# mirrorless camera around 1000$ for product photography



## JaPod (Jul 16, 2018)

Hi, im looking for mirrorless camera around 1000$ I'll use it mainly for product photography, portraits and simple vacation movies and photos. I have chosen a few models, but I don't know what to decide. I hope that you can help me.

1.Sony Alpha a6300
2.Olympus OM-D E-M10 MIII
3.Canon EOS m50
4.Sony a7
5.Lumix GX9
6.Fujifilm XT-20
7.Fujifilm XT-100


----------



## Jeff15 (Jul 16, 2018)

I have been using the G9 for a while now, its a great camera and worth every penny.


----------



## JaPod (Jul 16, 2018)

Any particular reason in choosing this one over others ?


----------



## Jeff15 (Jul 16, 2018)

I was looking to upgrade from my Lumix G5 and although pricey the G9 ticked all the boxes. It is one of the best MF3 cameras on the market. It performs beyond my expectations and in my opinion its worth every penny.


----------



## waday (Jul 16, 2018)

What’s your actual budget? Some of the cameras you listed are over $1000. 

Are you including lenses in this budget? Other equipment?
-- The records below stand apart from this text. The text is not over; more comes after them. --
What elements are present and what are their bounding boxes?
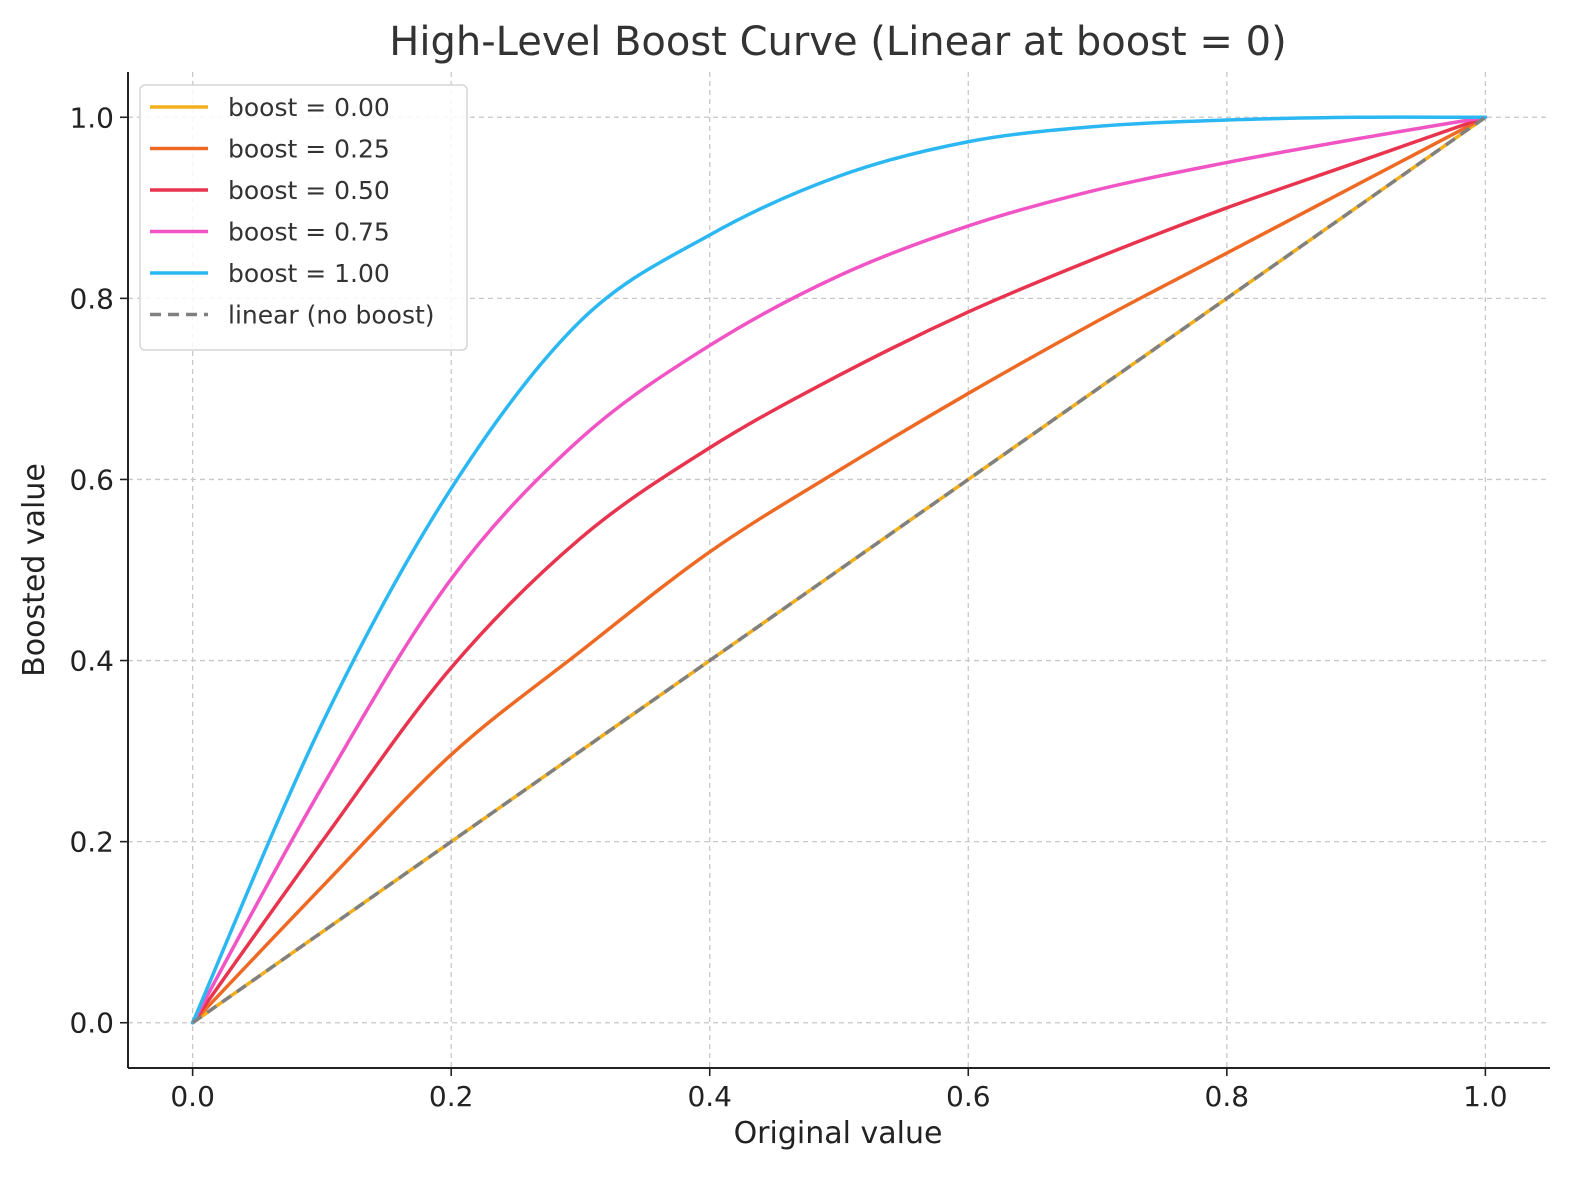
y-tick-label: 0.0	[69, 1007, 114, 1040]
axes: 0.0 0.2 0.4 0.6 0.8 1.0 0.0 0.2 0.4 0.6 0.8 1.0	[69, 72, 1550, 1113]
series-line-boost-0-25	[190, 115, 1488, 1025]
x-tick-label: 0.6	[946, 1080, 991, 1113]
legend-label: boost = 1.00	[228, 259, 390, 288]
legend-frame	[139, 84, 468, 351]
y-tick-label: 1.0	[69, 101, 114, 134]
x-tick-label: 0.4	[687, 1080, 732, 1113]
y-tick-label: 0.2	[69, 826, 114, 859]
y-tick-label: 0.8	[69, 282, 114, 315]
y-tick-label: 0.6	[69, 463, 114, 496]
legend-label: boost = 0.75	[228, 218, 390, 247]
x-axis-label: Original value	[734, 1116, 943, 1151]
legend-label: boost = 0.50	[228, 176, 390, 205]
x-tick-label: 1.0	[1463, 1080, 1508, 1113]
x-tick-label: 0.2	[429, 1080, 474, 1113]
series-line-boost-0-50	[190, 115, 1488, 1025]
y-tick-label: 0.4	[69, 645, 114, 678]
legend-label: linear (no boost)	[228, 301, 435, 330]
legend-label: boost = 0.00	[228, 93, 390, 122]
legend: boost = 0.00 boost = 0.25 boost = 0.50 boos…	[139, 84, 468, 351]
x-tick-label: 0.8	[1205, 1080, 1250, 1113]
y-axis-label: Boosted value	[17, 463, 52, 677]
x-tick-label: 0.0	[170, 1080, 215, 1113]
series-line-boost-1-00	[190, 115, 1488, 1025]
legend-label: boost = 0.25	[228, 135, 390, 164]
series-line-boost-0-75	[190, 115, 1488, 1025]
series-line-boost-0-00	[190, 115, 1488, 1025]
series-lines	[190, 115, 1488, 1025]
chart-title: High-Level Boost Curve (Linear at boost …	[389, 19, 1286, 65]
Are you looking at portraiture and product photography as a hobby? What kind of products?


----------



## JaPod (Jul 16, 2018)

It is certainly a good camera, but it exceeds my budget. On my list, I am thinking about the gx9 model and not g9.
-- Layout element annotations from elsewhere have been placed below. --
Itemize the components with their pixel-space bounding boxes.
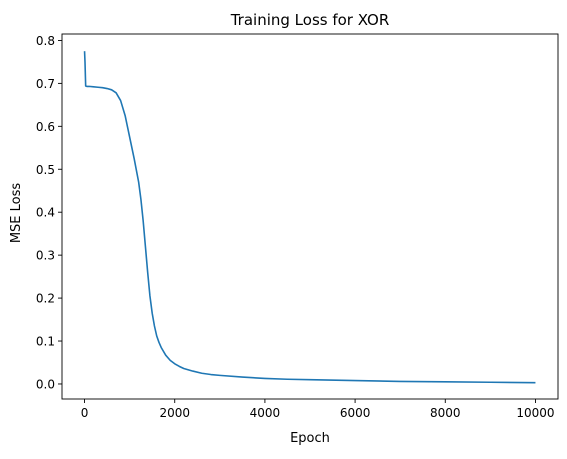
y-tick-label-5: 0.5	[36, 163, 55, 177]
x-tick-label-1: 2000	[159, 406, 190, 420]
x-tick-label-5: 10000	[516, 406, 554, 420]
y-tick-label-1: 0.1	[36, 335, 55, 349]
x-tick-label-0: 0	[81, 406, 89, 420]
y-tick-label-2: 0.2	[36, 292, 55, 306]
x-tick-label-3: 6000	[340, 406, 371, 420]
x-tick-label-4: 8000	[430, 406, 461, 420]
y-axis-label: MSE Loss	[9, 183, 24, 244]
y-tick-label-4: 0.4	[36, 206, 55, 220]
x-axis-label: Epoch	[290, 431, 330, 446]
chart-title: Training Loss for XOR	[230, 11, 390, 29]
axes-frame	[61, 33, 559, 400]
plot-area: 0 2000 4000 6000 8000 10000 0.0 0.1 0.2 0.3 0.4 0.5…	[36, 33, 559, 420]
y-tick-label-0: 0.0	[36, 377, 55, 391]
x-tick-label-2: 4000	[250, 406, 281, 420]
y-tick-label-3: 0.3	[36, 249, 55, 263]
y-tick-label-6: 0.6	[36, 120, 55, 134]
y-tick-label-8: 0.8	[36, 34, 55, 48]
series-line-0	[83, 51, 536, 384]
y-tick-label-7: 0.7	[36, 77, 55, 91]
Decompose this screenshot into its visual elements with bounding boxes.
My budget is more or less 1000$ for a body with a kit lens. I live in Poland and from what I checked only x-t20 is more than 1000$


----------



## waday (Jul 16, 2018)

Me, personally, I'd look into a used Olympus OMD Em5 Mark II or Em10 mark II. Then, do something like an Olympus M.Zuiko Digital ED 30mm f/3.5 Macro lens and an Olympus M.Zuiko Digital ED 14-150mm f/4-5.6 II lens. If you can only afford one lens to start, go with the 14-150 mm for the versatility.

The 30 mm is super sharp and does macro, but you can do some great portraits with it. The 14-150 is only so-so, but is great for travel and versatility. 
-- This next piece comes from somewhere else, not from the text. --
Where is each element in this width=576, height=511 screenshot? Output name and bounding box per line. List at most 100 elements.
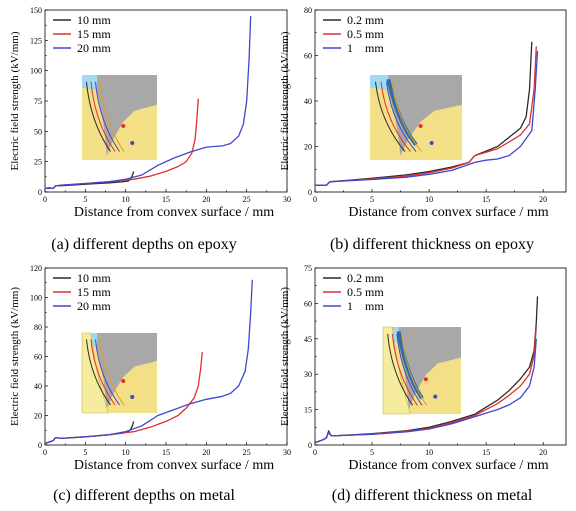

If your budget can stretch, skip the 30 mm and the 14-150 and just get the 12-40 f/2.8. Great all around lens. 

As a reminder, the Olympus is a micro four thirds camera. So, for each of the focal lengths above, multiply it by 2 to get to the 35-mm equivalent focal length.


----------



## Fujidave (Jul 17, 2018)

As I shoot all Fuji I`d say the X-T20.  It is a beautiful little camera 24 megpixels and ever so light weight which is great when you carry it round all day.  Fuji colours are just stunning and the Jpegs are fantastic IMO.


----------



## Derrel (Jul 17, 2018)

When on a budget, a good, clean, used camera body, one bought from a reputable seller, can save a huge amount of money.


----------



## ACS64 (Jul 20, 2018)

Buying used works only if you have a local trusted store with a qualified in-house repair capability or at least a good testing capability.  If they don't have a test/repair capability no amount of honesty/good intentions can make them a trusted source.  In my area nobody qualifies so I buy new.  I am recently acquired Oly 14-150 f4-f5.6 lens and it is meeting/exceeding my expectations as an all around lens.  I had some reservations when I ordered the lens based on some the reviews lost those reservations quickly when I started using the lens.  I'm using it on an EM1.2 but here a review of the EM10.3 from a source I trust.  wrotniak.net: Olympus E-M10 Mk. III preview


----------



## waday (Jul 20, 2018)

ACS64 said:


> I am recently acquired Oly 14-150 f4-f5.6 lens and it is meeting/exceeding my expectations as an all around lens.


Which one? The II?

I have that, great all around lens. It definitely could be sharper, but for its price, weight, focal length, and the fact that its weather resistant (with a WR Oly camera), it's hard to beat. Especially for travel.


----------



## ACS64 (Jul 20, 2018)

Yes, the II. I've found that the central image quality to be quite good.  I've photographed flowers, candid portraits with available light and bounce flash, group photos, fireworks and whatever else that has wandered in front of me while I've had the camera in hand and been very satisfied with the results.


----------



## JaPod (Jul 20, 2018)

i've settled on OM-D E-M5 II with 12-40 mm 2.8 oly.


----------



## waday (Jul 21, 2018)

JaPod said:


> i've settled on OM-D E-M5 II with 12-40 mm 2.8 oly.


Congrats! Enjoy it, let us know how you like it and post some pictures in the galleries!


----------